Diana Wynne Jones’ writing gives me a warm fuzzy feeling inside; it’s a happy sensation. And every time I read a book by her (which has been happening a lot lately), I wonder why I wasn’t reading her books back when I was 12 or 14 — the age group for which they seem to be intended. On the other hand, I’m glad that she’s a good enough writer that I can find her books just as enjoyable as an adult as I doubtless would have done as a young teen. This sequel of sorts to Howl’s Moving Castle features a young carpet salesman named Abdullah who just happens to find himself involved in the nefarious schemes of a couple of djinns. Before he knows it, he’s off to rescue his One True Love, the princess Flower-in-the-Night, with the help of a magic carpet and a temperamental genie — and finds himself in some very unfamiliar (for him) territory.

The writing in this book is excellent — geared towards a younger audience but without being in the least dumbed-down. The characters are very well-drawn, too — Jones has some excellent insights into human nature, though she employs them in a fairly humorous fashion. I must say I missed Howl and Sophie in their original, er, incarnations — their personalities were probably the most entertaining part of Howl’s Moving Castle (which must be why, personally, I preferred that book to its sequel). But they do make appearances in here, and Abdullah is a likeable character as well — if not quite as quirky. I felt that the plot was perhaps better constructed than in the previous book; there was less randomness and therefore less loose ends to tie off, which made for a tighter structure and a neater conclusion.

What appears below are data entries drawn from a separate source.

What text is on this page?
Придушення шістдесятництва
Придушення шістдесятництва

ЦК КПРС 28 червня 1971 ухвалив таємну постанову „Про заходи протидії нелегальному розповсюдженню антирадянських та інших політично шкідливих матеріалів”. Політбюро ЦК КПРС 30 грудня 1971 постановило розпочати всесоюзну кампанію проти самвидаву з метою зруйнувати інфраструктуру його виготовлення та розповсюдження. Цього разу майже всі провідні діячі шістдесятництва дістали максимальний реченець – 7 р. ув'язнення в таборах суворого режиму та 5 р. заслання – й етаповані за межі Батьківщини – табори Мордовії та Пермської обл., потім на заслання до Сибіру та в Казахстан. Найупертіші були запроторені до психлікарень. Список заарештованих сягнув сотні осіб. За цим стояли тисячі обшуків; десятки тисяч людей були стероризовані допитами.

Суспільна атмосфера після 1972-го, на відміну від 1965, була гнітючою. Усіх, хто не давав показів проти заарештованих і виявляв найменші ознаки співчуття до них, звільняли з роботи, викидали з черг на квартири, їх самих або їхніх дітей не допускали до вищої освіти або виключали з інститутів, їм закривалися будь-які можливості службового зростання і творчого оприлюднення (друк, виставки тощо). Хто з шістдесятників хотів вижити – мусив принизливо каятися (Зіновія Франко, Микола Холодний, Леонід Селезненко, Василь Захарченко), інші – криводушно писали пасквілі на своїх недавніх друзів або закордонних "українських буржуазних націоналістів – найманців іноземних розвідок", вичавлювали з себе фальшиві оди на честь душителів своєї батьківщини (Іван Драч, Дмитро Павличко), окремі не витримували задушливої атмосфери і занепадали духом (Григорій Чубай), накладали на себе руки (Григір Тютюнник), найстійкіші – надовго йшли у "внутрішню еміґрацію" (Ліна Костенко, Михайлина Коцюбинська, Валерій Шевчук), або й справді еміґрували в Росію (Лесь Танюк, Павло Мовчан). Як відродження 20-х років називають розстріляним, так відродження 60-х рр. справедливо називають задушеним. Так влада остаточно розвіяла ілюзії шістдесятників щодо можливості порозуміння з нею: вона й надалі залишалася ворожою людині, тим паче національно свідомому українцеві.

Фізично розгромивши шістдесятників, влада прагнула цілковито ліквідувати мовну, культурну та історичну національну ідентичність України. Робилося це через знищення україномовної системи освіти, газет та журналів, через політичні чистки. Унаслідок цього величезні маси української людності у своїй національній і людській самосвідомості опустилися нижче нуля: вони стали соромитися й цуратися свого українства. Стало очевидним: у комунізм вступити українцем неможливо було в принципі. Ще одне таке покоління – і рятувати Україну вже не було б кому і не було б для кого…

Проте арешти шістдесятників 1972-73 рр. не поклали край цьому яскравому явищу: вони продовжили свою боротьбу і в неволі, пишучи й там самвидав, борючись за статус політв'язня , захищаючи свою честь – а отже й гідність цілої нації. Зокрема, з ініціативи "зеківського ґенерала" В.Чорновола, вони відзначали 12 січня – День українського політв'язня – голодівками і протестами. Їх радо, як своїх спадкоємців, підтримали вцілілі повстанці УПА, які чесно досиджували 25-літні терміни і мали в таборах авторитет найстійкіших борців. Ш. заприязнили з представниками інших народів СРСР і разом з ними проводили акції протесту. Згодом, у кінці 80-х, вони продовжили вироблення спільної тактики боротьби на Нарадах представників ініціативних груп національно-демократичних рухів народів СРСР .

Morally, there was less muddled-ness here even than in the still-innocuous prequel, although Jones does seem to favor mind-control spells as a convenient excuse for rascally characters to do rascally things (and enjoy it). There’s definitely a certain charm rather than a sense of nastiness about her rascally characters…make of that what you will. But Abdullah is a good fellow. And the book is at worst harmless, at best a true pleasure.